We now forecast Subsea Projects to have lower operating income than previously anticipated. It appears that our previous projection of demand for our services in the Gulf of Mexico to perform installation projects and inspection, maintenance and repair work during the remaining 3 quarters of 2011 was too high. The extent to which this demand actually materializes is a major factor that will influence our 2011 results. At this time, we're not revising our outlook for ROVs as we anticipate strong international demand will offset weak non-drill support demand in the Gulf. We now project Subsea Products to perform better on the strength of higher tooling and IWOCS service sales. As a result, we anticipate Subsea Products operating income will be higher in 2011 than 2010.
The resumption of Deepwater drilling permitting in the Gulf since our last earnings call has been encouraging. 8 drilling permits were issued by the end of the quarter and 3 more have been approved since then. We are still expecting that 20 to 25 Deepwater rigs will be working in the Gulf of Mexico by the end of the year. This compares to 14 as of yesterday, 7 at the end of 2010 and 30 at the end of March 2010.
I'd now like to review our quarterly Subsea Products, ROV and Subsea Project results. Year-over-year, our Subsea Products revenue, operating income and operating margin increased on the strength of higher umbilical plant throughput and an increase on installation, workover and control system service sales. Operating income improved over 75% or $12 million. The IWOCS profit improvement was attributable to a large multi-well completion project off West Africa and an increase in plug and abandonment and workover activity in the Gulf of Mexico. Sequentially, Subsea Products revenue increased on higher umbilical plant throughput. However, operating income declined primarily on a reduction in field development hardware sales. Our Subsea Products backlog at quarter end was $382 million, essentially flat with the end of 2010 and up $44 million from the end of March 2010. Sequentially, backlog for tooling and IWOCS services increased while that of umbilicals declined. Year-over-year, the backlog increase was primarily attributable to umbilicals.
We now anticipate that our Subsea Products operating income for the year 2011 will be higher than 2010 due to improved outlook for tooling, partially due to the NCAA (sic) [NCA] acquisition and IWOCS service sales. Margin is expected to be lower due to a change in product mix.

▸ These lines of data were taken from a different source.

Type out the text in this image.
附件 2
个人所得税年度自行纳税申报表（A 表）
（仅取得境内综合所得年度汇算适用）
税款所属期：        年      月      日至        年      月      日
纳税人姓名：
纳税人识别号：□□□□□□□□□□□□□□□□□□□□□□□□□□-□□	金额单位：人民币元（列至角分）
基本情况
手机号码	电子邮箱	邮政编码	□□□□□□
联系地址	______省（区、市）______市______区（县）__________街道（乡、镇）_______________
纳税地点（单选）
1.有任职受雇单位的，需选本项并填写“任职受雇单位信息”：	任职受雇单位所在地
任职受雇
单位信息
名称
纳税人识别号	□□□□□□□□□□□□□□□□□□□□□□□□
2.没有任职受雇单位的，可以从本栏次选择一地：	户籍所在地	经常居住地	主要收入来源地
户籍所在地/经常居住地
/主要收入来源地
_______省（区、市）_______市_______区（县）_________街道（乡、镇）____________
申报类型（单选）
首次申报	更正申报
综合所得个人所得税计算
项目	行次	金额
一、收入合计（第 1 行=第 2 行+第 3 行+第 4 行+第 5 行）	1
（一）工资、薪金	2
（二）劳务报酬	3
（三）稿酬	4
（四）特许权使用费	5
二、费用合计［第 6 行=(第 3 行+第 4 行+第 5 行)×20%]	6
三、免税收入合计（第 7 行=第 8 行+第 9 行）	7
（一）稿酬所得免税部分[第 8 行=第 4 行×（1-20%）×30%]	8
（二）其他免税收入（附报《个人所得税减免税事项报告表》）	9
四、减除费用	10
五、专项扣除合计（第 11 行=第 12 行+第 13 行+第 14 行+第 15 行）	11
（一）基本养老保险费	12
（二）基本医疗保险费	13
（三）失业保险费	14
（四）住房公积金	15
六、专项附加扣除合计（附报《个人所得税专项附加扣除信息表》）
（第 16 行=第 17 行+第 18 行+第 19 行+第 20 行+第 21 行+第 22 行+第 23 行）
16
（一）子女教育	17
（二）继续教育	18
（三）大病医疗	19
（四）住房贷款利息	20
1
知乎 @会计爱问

For the first quarter, our ROV results were slightly better than we anticipated. Operating income decreased 12% year-over-year and 3% sequentially. The year-over-year decline was largely attributable to lower fleet utilization and higher depreciation expense, as we have added 21 new vehicles to our fleet over the past 12 months. The sequential decline was due to lower fleet utilization. Our fleet-utilization rate during the quarter was 71%, down from 75% in the first quarter of 2010 and 73% in the fourth quarter of 2010. The year-over-year decline was attributable to a much lower activity level in the Gulf of Mexico. The sequential decline was due to seasonality and less non-drill support demand in the Gulf. For the balance of 2011, we expect to achieve quarterly fleet utilization in the 75% to 80% range. Operating margin during the quarter was 29%, compared to 34% a year ago, 28% last quarter and 32% on average last year. We continue to anticipate our ROV operating margin for the year 2011 will be slightly lower than that of 2010.